Son raporlar ışığında artık beklenen gelişme nerede? Avukat Baş, son raporların C.Ç.’nin akıl dengesini hiç kaybetmediğini gösterdiğini belirtiyor: “IQ’sunun 92 olduğu, 2006-2007 yıllarında verilen raporların hatalı olduğu ve bu süreçte kusur yönünden hak kaybı yaşandı. Mahkeme, bu yeni tespitler doğrultusunda dosyayı yeniden Adli Tıp Kurumu’nun 10’uncu İhtisas Dairesi’ne gönderdi ve benzer sonuçlar elde edildi; ama yine de dosya istinaf aşamasında ve sonuç bekleniyor.”
Adaletin işlemezliği korkutucu bir zemin sunuyor Baş, 2007’deki raporları düzenleyen kurumlar hakkında herhangi bir hukuki veya idari işlem başlatılmadığını belirterek, “20 yılı aşkın süredir süregelen hak kaybı, hesap sorulması gereken sorumluları etkisiz kılıyor. Bu durum adalet duygusunu ve hukuk güvenliğini zedeliyor.” sözlerini sarf etti.

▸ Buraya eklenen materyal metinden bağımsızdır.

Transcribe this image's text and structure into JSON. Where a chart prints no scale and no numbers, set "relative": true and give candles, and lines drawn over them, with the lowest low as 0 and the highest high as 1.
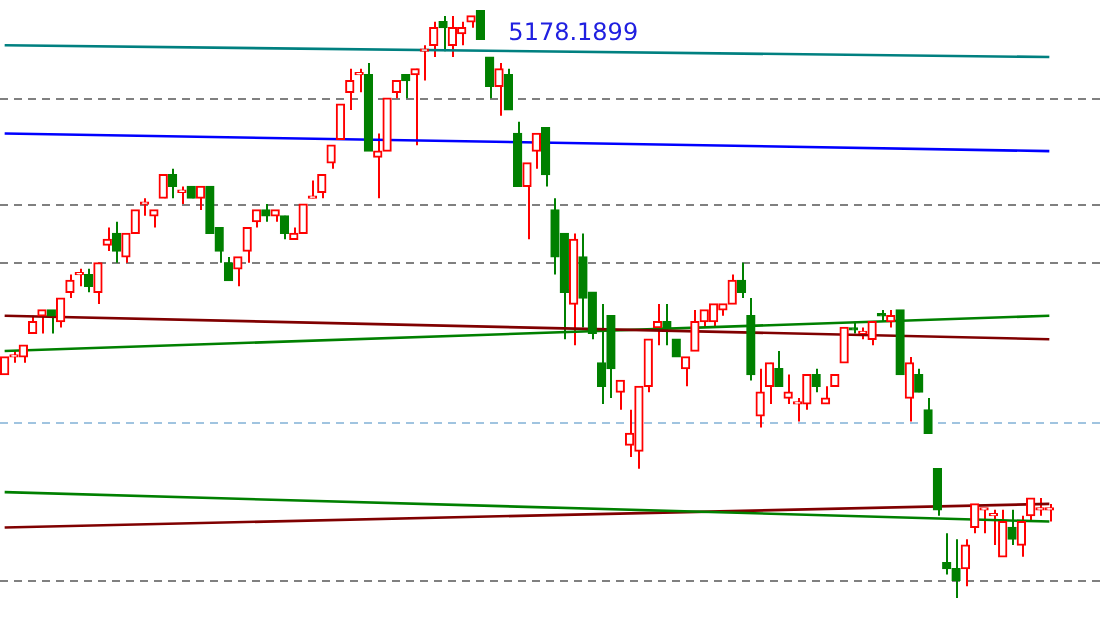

Kararların çelişkisi ve davanın seyri Nilüfer Yalçın ise dosyanın uzun yıllardır sürmesi ve kararların sürekli değişmesi nedeniyle büyük bir yıpranma yaşadığını ifade etti. “Üst mahkemenin bozma kararını verdiği halde bu kez esastan reddetmesi, kendi kararını reddeden bir mahkeme tablosunu akıllara getiriyor. Şu anda dosyamız Yargıtay aşamasında ve adaletin yerini bulması en büyük arzum.” dedi.
İlerleyen süreçte adaletin sağlanması umudu Yalçın, oğlunun ve kendi hayatının bu süreçten etkilenmesini anlatarak, “Oğlum o dönemde 4 yaşındaydı; şimdi 24 yaşına ulaşacak. Güvencesiz bir süreç bizim için adalet duygusunu zedeliyor. Ancak süreçteki hataların düzeltilmesini ve dosyanın adaletli bir sonuca kavuşmasını umuyoruz.” sözlerini ekledi.